During his questioning by police on Tuesday in the Bezeq corruption probe, Prime Minister Benjamin Netanyahu presented investigators with a document which he asserted showed that his actions in the affair were above board, Hadashot news reported.
Investigators suspect Netanyahu advanced regulatory decisions benefiting Shaul Elovitch, the controlling shareholder in the country’s largest telecommunications firm — despite opposition from the Communication Ministry’s career officials — in exchange for positive coverage from Elovitch’s Walla news site.
Netanyahu served as communications minister between 2014-2017, during which time the ministry approved Bezeq’s acquisition of Yes, a satellite TV provider.
The premier produced a letter from the ministry’s legal counsel Dana Neufeld, who Hadashot noted was a well respected figure and not a Netanyahu appointee, in which she expressed support for the sale, which is now under review.
Netanyahu reportedly told police that professionals in the ministry all supported the buyout, and that his signature was “a formality.”
According to the Yedioth Ahronoth daily, the prime minister also challenged the notion that Walla’s coverage at the time was supportive of Netanyahu and his wife, showing articles to police officials and claiming that 75 percent of the items were critical of Sara Netanyahu. He also presented text messages sent by his wife to Elovitch’s wife, Iris, which slammed Walla as “left-wing.”
“If there was a bribery deal, why didn’t Sara write what she was giving them?” the prime minister allegedly said.
Elovitch and Netanyahu were grilled at the same time on Tuesday, with Netanyahu’s questioning at his residence lasting more than four hours.
According to a Channel 10 news report Wednesday, Elovitch admitted to police that he personally intervened to alter content on the Walla news site at the request of the Netanyahu family, while denying he expected any favors in return.
Elovitch reportedly said he had called Walla’s CEO Ilan Yeshua to change the content of news articles, adding, according to Channel 10: “I couldn’t ignore the pleas of [the prime minister’s wife] Sara Netanyahu and the rest of the Netanyahu family. I didn’t want to anger the prime minister. He was my regulator.
“What did you expect? That I would ignore those requests?” Elovitch reportedly told his interrogators. “But I never expected any favors in return. I didn’t talk to Netanyahu about regulatory benefits and there was no bribery deal.”
Elovitch’s attorney, Jack Chen, issued a scathing response to the TV report. “Again and again we find out that the rights of interrogees are trampled. This, again, is an unlawful, distorted leak to which we cannot respond directly since the issue is under police investigation. Of course Mr. Elovitch denies the suspicions against him and didn’t think of bribing the prime minister,” he said.

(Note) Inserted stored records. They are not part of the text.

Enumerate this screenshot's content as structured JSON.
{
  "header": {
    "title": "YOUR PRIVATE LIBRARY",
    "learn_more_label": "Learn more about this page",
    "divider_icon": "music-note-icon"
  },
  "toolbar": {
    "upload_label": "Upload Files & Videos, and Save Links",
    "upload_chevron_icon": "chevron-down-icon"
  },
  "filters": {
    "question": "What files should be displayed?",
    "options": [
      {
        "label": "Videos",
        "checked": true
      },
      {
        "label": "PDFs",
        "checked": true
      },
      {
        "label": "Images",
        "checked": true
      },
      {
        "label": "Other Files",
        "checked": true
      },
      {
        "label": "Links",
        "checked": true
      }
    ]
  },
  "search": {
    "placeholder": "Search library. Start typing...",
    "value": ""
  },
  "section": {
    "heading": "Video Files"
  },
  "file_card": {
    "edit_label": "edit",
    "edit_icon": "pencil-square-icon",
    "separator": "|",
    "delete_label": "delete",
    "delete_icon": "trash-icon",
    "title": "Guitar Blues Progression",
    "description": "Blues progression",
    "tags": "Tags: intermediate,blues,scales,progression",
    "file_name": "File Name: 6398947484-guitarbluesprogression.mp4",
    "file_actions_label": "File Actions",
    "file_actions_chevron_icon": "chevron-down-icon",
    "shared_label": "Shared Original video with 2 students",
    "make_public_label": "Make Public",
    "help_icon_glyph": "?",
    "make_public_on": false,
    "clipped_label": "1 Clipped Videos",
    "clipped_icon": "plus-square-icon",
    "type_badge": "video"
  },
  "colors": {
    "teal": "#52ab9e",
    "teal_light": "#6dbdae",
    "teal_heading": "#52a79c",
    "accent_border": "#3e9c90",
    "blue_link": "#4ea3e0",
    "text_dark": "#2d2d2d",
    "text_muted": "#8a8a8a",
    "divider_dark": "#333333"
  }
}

Shortly after the interrogation, a spokesperson for the Netanyahu family released a statement denying any wrongdoing and calling allegations of a deal with Elovitch “baseless.”
“Prime Minister Netanyahu never made a deal with Elovitch in exchange for sympathetic coverage,” the statement said.
Netanyahu repeated his claim that as opposed to the allegations, “Walla has consistently provided negative coverage” of the prime minister.
“This negative coverage culminated in a flood of virulent articles on the eve of the 2015 elections, in an attempt to persuade the public to vote against him. This is exactly the period of time when he is accused of having allegedly made the [deal],” the statement added.
Tuesday’s interrogation by officers from the Lahav 433 anti-corruption police unit reportedly covered audio recordings handed over by state witness Nir Hefetz, a former senior aide to the prime minister, with Netanyahu being asked to respond to testimony given against him by a number of other key witnesses.
Evidence provided to police by Hefetz reportedly shows that mutually beneficial actions by Netanyahu and Elovitch were not incidental; rather, both parties were fully aware that they were acting as part of an illicit quid-pro-quo deal.
Netanyahu said that “nothing new was presented” to him during the interrogation. He also denied that he had provided special treatment to Bezeq or Elovitch.
The interrogation was Netanyahu’s fourth in the case and his 10th overall since the beginning of 2017, when police first questioned him regarding other corruption suspicions. He is expected to be questioned at least once more.
The state prosecution is currently considering whether to indict the prime minister in two other corruption probes, known as Case 1000 and Case 2000, after police in February recommended putting Netanyahu on trial in both.
Hefetz, a former media adviser to the Netanyahu family, is the third confidant of the premier to turn state’s witness in the various cases against him, joining former Communications Ministry director general Shlomo Filber and former chief of staff Ari Harow.